Advanced Statistics Quiz 9 – Concepts from Factor Analysis and PCA

Factor Analysis

I’m here to help you understand some of the advanced concepts of statistics.
Today’s quiz would be based on the concept of Factor Analysis. I guess you will find it clear and interesting.


Question 1: Briefly explain Factor Analysis?
Factor analysis is a statistical procedure used to draw inferences on quantities that cannot be quantified numerically. Quantities such as intelligence, friendliness and patriotism.

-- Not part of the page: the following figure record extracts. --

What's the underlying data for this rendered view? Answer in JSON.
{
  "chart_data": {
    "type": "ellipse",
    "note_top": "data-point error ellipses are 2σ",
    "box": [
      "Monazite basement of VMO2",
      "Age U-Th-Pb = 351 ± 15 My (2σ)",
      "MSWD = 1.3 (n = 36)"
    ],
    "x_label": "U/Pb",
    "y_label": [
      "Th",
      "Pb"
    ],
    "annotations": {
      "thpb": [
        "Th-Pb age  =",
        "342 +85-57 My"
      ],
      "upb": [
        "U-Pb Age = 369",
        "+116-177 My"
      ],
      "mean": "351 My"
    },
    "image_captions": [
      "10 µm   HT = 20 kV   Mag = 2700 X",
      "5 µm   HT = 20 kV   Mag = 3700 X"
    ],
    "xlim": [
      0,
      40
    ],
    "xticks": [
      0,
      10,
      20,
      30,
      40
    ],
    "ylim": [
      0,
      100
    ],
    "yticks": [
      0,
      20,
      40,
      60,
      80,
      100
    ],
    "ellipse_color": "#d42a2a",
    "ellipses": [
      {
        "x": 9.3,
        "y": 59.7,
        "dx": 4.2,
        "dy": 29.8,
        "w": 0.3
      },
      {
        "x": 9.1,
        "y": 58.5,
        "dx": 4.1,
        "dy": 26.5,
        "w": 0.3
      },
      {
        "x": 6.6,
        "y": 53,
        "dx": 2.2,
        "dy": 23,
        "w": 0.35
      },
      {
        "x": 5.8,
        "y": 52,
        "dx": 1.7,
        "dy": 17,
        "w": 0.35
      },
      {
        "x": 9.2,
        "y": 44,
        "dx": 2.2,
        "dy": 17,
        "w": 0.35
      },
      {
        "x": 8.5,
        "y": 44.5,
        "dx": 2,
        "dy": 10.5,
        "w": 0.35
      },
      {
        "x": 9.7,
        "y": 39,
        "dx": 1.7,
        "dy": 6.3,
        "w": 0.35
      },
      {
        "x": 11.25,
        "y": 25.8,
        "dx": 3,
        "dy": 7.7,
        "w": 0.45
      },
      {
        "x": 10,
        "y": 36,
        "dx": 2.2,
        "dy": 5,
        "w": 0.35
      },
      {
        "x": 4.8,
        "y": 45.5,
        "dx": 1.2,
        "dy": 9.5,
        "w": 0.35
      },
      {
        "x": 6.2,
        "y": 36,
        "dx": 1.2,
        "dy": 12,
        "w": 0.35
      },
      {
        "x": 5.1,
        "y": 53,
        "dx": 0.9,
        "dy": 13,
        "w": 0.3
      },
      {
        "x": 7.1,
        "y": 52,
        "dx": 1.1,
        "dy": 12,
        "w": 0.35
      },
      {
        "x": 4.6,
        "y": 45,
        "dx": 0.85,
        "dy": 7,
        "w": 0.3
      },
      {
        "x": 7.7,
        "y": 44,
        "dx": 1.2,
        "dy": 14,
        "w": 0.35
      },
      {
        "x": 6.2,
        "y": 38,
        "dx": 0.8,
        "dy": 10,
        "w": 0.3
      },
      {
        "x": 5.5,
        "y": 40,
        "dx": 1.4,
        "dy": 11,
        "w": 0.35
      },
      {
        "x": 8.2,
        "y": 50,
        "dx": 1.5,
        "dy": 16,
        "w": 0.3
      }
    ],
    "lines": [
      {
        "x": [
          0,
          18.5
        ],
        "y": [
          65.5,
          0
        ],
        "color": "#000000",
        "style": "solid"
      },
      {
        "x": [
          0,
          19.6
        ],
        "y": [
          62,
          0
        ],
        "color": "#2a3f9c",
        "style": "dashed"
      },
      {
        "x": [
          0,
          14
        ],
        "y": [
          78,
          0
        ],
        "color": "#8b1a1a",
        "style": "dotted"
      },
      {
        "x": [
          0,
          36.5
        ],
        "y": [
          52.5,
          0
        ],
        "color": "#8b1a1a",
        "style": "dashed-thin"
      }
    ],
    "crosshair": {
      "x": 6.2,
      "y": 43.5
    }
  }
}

Question 2: What is the goal of Factor Analysis?
The objective a factor analysis is to describe the correlation between p measured attributes in terms of variation in few underlying unobservable factors.


Question 3: Explain Communality and Uniqueness in Factor Analysis
These explains the variation caused by the different factors under consideration. The portion of the variance that is contributed by the k common factors is the communality and the portion that is not explained by the common factor is the uniqueness also known as specific variance


Question 4: Outline the various methods of carrying out Factor Analysis problem

  • Maximum Likelihood Method
  • Least Squares Method
  • Principal Components
  • Alpha Factoring
  • Image Factoring


Question 5:  What is the concept of Rotation in Factor Analysis?
Rotation is the process of obtaining a different set of loadings by multiplying  the loadings by an orthogonal matrix chosen based on a specific criteria.


Question 6: Outline and explain the types of rotations you know?
Varimax: Orthogonal rotation that minimizes the number of variables that have high loadings on each other. It simplifies interpretation of factors
Quartimax: A rotation mentod that minimizes the number of factors needed to explain each variable. It simplifies interpretation of observed variable
Equamax:A mixed rotation method which is a combination of the Varimax and the Quatimax methods.
Direct Oblimin: Non-orthogonal rotation
Promax Rotation: Non-orthogonal rotation  that allows correlation of factors.


Question 7: What is Keiser-Meyer-Olkin(KMO) Test used for?
The KMO is a measure of how suitable the available data is to be used for Factor Analysis. The value of the KMO statistic ranges from 0 to 1.


Question 8: What is Principal Component Analysis(PCA)?
PCA is a variance-maximization procedure that aims are transforming a set of features into  few principal components


Question 9: How if Principal Component Analysis Performed?

  • Compute teh sample covariance matrix
  • Compute the eigenvalues
  • Choose a dimension k
  • Define the dimension reduced data


Question 10: Briefly Explain Bartlett’s Test of Sphericity
Bartlett’s test is a measure of sampling adequacy and relates to the significance of the study and just like the KMO, test how suitable the data is.

Take some time to get used to these concepts in your own word and I would like to thank you or reading!